Now, before the Supreme Court, both the class representatives and the publishers are arguing against the position they took in the district court and the Second Circuit. They now assert that the Section 411(a) litigation limitation is not jurisdictional but can be waived. Because of the lack of advocacy in support of the Second Circuit’s holding, the Supreme Court invited amicus participation. The brief by court-appointed amicus curiae is set out here and provides a good background of both the Reed Elsevier litigation together with the history of the registration requirement.
As observed correctly by the court-appointed amicus, the overwhelming judicial view of the registration requirement is that it is jurisdictional and, as such, non-waivable. Indeed, the obligation to register in order to sue for infringement was contained in every copyright act since the founding of the country. Against this statutory and case background, it is hard to see how the Reed Elsevier parties are going to be successful in overturning some two hundred years of jurisprudence.
But consider what all of this may mean to the ongoing Google book settlement. Two weeks ago the parties in that case agreed to go back to the drawing board and renegotiate over the numerous issues that the public and the DOJ criticized. It appears that the issue of unregistered work should be right at the top of the redo list. If the Supreme Court upholds the Second Circuit and affirms that Section 411(a) establishes a non-waivable jurisdictional requirement, then how will it be possible for the Google parties to craft a settlement that includes nonregistered works? And if nonregistered works cannot be the subject of the Google settlement until these works pass into the public domain, any resulting settlement with Google will not be as beneficial to the extent a rather large subset of writings are not covered. In this circumstance, Google will not receive the settlement benefit it was hoping for as to all of the books it has copied, and hopes to copy in the future. Further, the desire to digitalize will not be as strong given the potential liability for nonpermitted copying.
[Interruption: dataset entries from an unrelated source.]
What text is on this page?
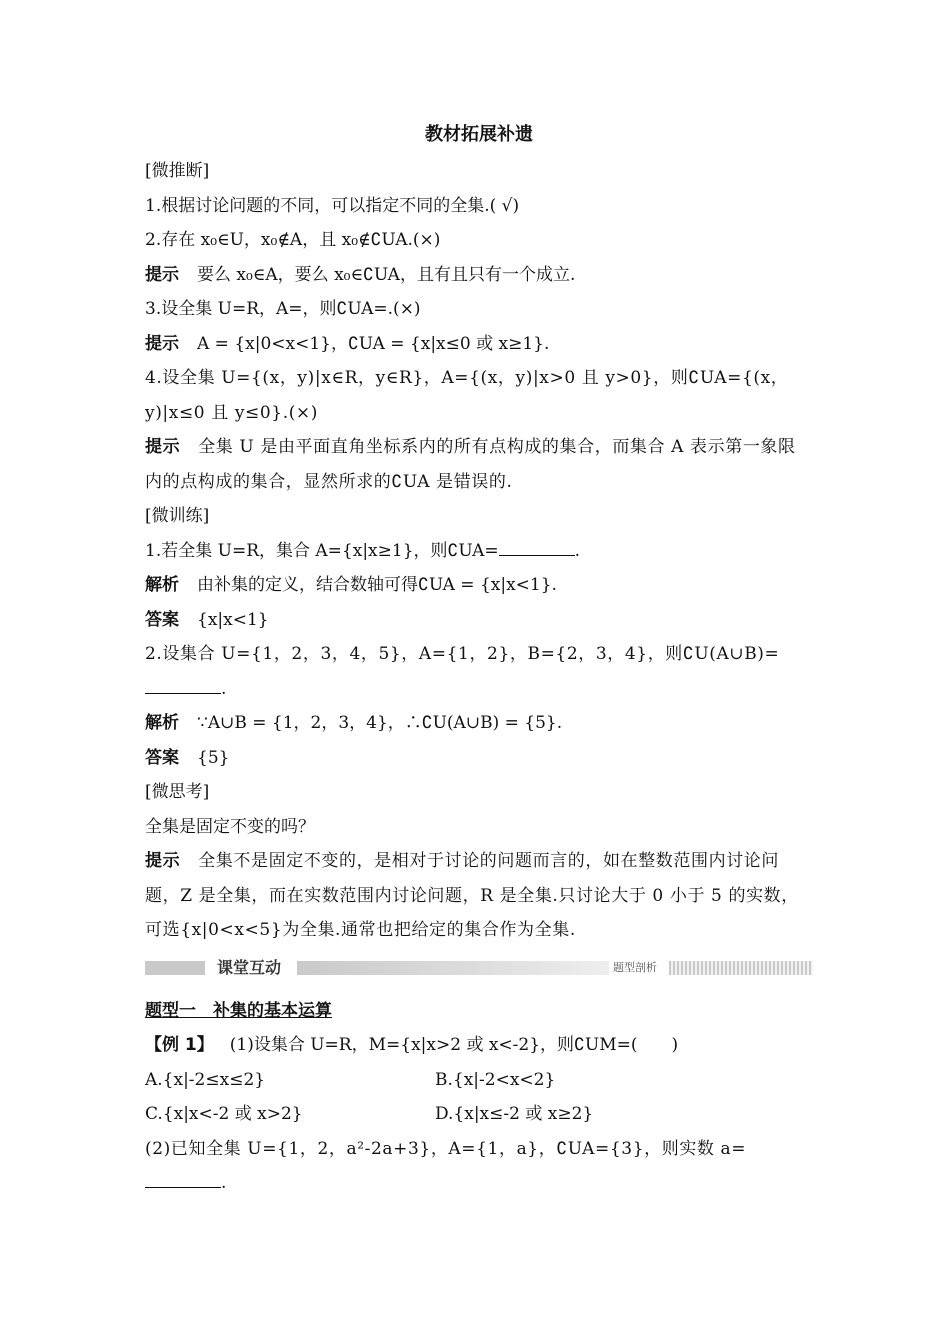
教材拓展补遗
[微推断]
1.根据讨论问题的不同，可以指定不同的全集.( √)
2.存在 x₀∈U，x₀∉A，且 x₀∉∁UA.(×)
提示 要么 x₀∈A，要么 x₀∈∁UA，且有且只有一个成立.
3.设全集 U=R，A=，则∁UA=.(×)
提示 A = {x|0<x<1}，∁UA = {x|x≤0 或 x≥1}.
4.设全集 U={(x，y)|x∈R，y∈R}，A={(x，y)|x>0 且 y>0}，则∁UA={(x，y)|x≤0 且 y≤0}.(×)
提示 全集 U 是由平面直角坐标系内的所有点构成的集合，而集合 A 表示第一象限内的点构成的集合，显然所求的∁UA 是错误的.
[微训练]
1.若全集 U=R，集合 A={x|x≥1}，则∁UA=	.
解析 由补集的定义，结合数轴可得∁UA = {x|x<1}.
答案 {x|x<1}
2.设集合 U={1，2，3，4，5}，A={1，2}，B={2，3，4}，则∁U(A∪B)=
.
解析 ∵A∪B = {1，2，3，4}，∴∁U(A∪B) = {5}.
答案 {5}
[微思考]
全集是固定不变的吗？
提示 全集不是固定不变的，是相对于讨论的问题而言的，如在整数范围内讨论问题，Z 是全集，而在实数范围内讨论问题，R 是全集.只讨论大于 0 小于 5 的实数，可选{x|0<x<5}为全集.通常也把给定的集合作为全集.
课堂互动	题型剖析
题型一　补集的基本运算
【例 1】 (1)设集合 U=R，M={x|x>2 或 x<-2}，则∁UM=(　　)
A.{x|-2≤x≤2}	B.{x|-2<x<2}
C.{x|x<-2 或 x>2}	D.{x|x≤-2 或 x≥2}
(2)已知全集 U={1，2，a²-2a+3}，A={1，a}，∁UA={3}，则实数 a=
.
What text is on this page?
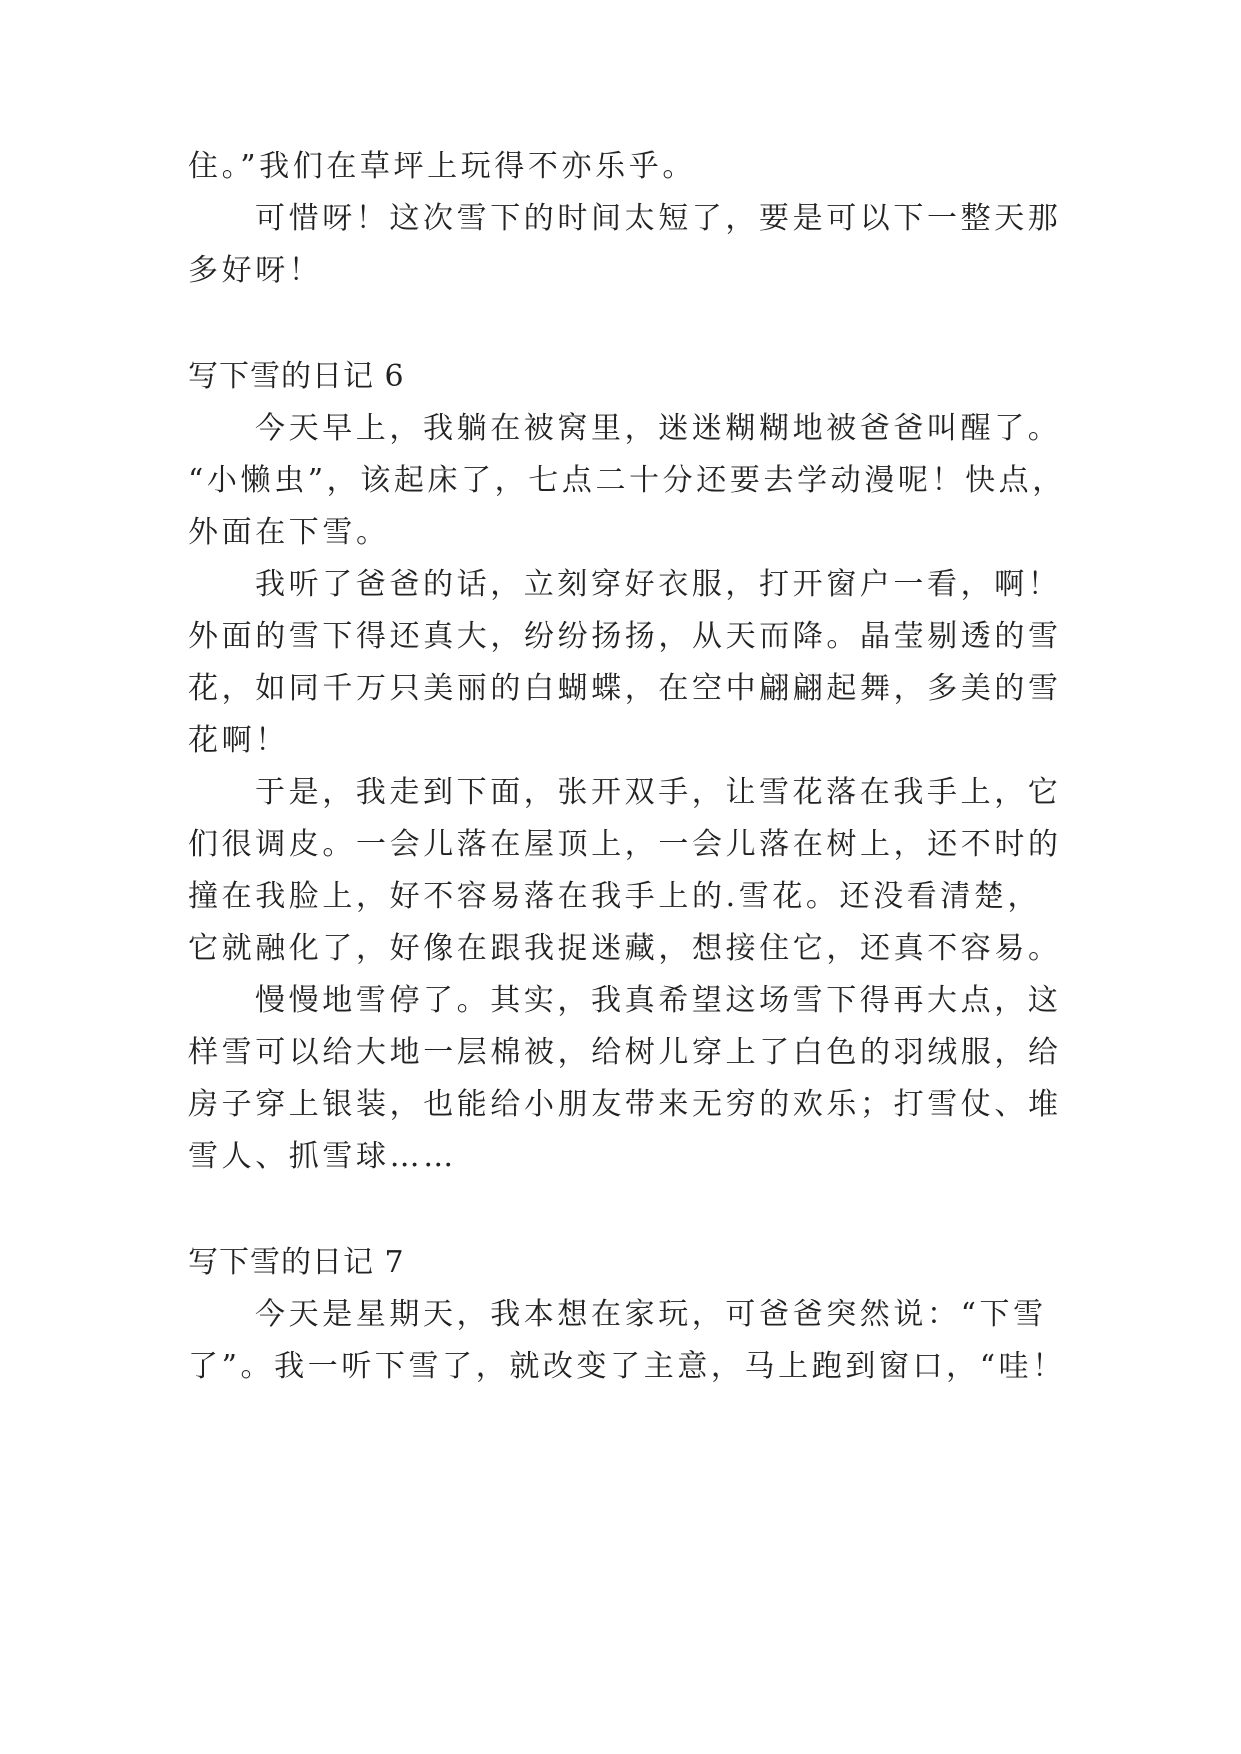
住。”我们在草坪上玩得不亦乐乎。
可惜呀！这次雪下的时间太短了，要是可以下一整天那
多好呀！
写下雪的日记 6
今天早上，我躺在被窝里，迷迷糊糊地被爸爸叫醒了。
“小懒虫”，该起床了，七点二十分还要去学动漫呢！快点，
外面在下雪。
我听了爸爸的话，立刻穿好衣服，打开窗户一看，啊！
外面的雪下得还真大，纷纷扬扬，从天而降。晶莹剔透的雪
花，如同千万只美丽的白蝴蝶，在空中翩翩起舞，多美的雪
花啊！
于是，我走到下面，张开双手，让雪花落在我手上，它
们很调皮。一会儿落在屋顶上，一会儿落在树上，还不时的
撞在我脸上，好不容易落在我手上的.雪花。还没看清楚，
它就融化了，好像在跟我捉迷藏，想接住它，还真不容易。
慢慢地雪停了。其实，我真希望这场雪下得再大点，这
样雪可以给大地一层棉被，给树儿穿上了白色的羽绒服，给
房子穿上银装，也能给小朋友带来无穷的欢乐；打雪仗、堆
雪人、抓雪球……
写下雪的日记 7
今天是星期天，我本想在家玩，可爸爸突然说：“下雪
了”。我一听下雪了，就改变了主意，马上跑到窗口，“哇！
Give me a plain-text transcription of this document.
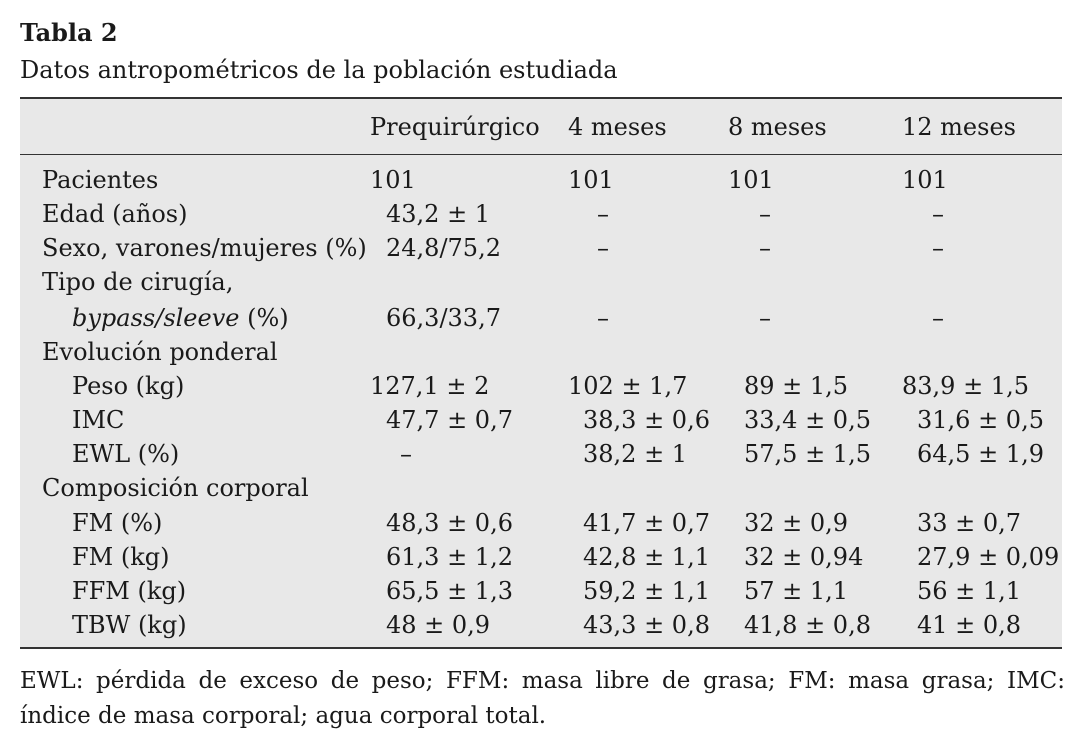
Tabla 2
Datos antropométricos de la población estudiada
Prequirúrgico 4 meses	8 meses	12 meses
Pacientes	101	101	101	101
Edad (años)	43,2 ± 1	–	–	–
Sexo, varones/mujeres (%) 24,8/75,2	–	–	–
Tipo de cirugía,
bypass/sleeve (%)	66,3/33,7	–	–	–
Evolución ponderal
Peso (kg)	127,1 ± 2	102 ± 1,7 89 ± 1,5 83,9 ± 1,5
IMC	47,7 ± 0,7	38,3 ± 0,6 33,4 ± 0,5 31,6 ± 0,5
EWL (%)	–	38,2 ± 1 57,5 ± 1,5 64,5 ± 1,9
Composición corporal
FM (%)	48,3 ± 0,6	41,7 ± 0,7 32 ± 0,9	33 ± 0,7
FM (kg)	61,3 ± 1,2	42,8 ± 1,1 32 ± 0,94 27,9 ± 0,09
FFM (kg)	65,5 ± 1,3	59,2 ± 1,1 57 ± 1,1	56 ± 1,1
TBW (kg)	48 ± 0,9	43,3 ± 0,8 41,8 ± 0,8 41 ± 0,8
EWL: pérdida de exceso de peso; FFM: masa libre de grasa; FM: masa grasa; IMC: índice de masa corporal; agua corporal total.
Since we are now in the midst of the college football season and it is common to rate weekend games, I’m willing to rate the likely outcome of the Reed Elsevier case and its effect on the Google book resolution. I’m thinking that Section 411(a) will be upheld by two touchdowns and that the Reed Elsevier class settlement cannot include nonregistered works. I’m further thinking that the Google parties will view the Reed Elsevier case as providing a difficult challenge to a settlement modification. The big question is whether Google will still be willing to pay $125 million for a much smaller piece of the game.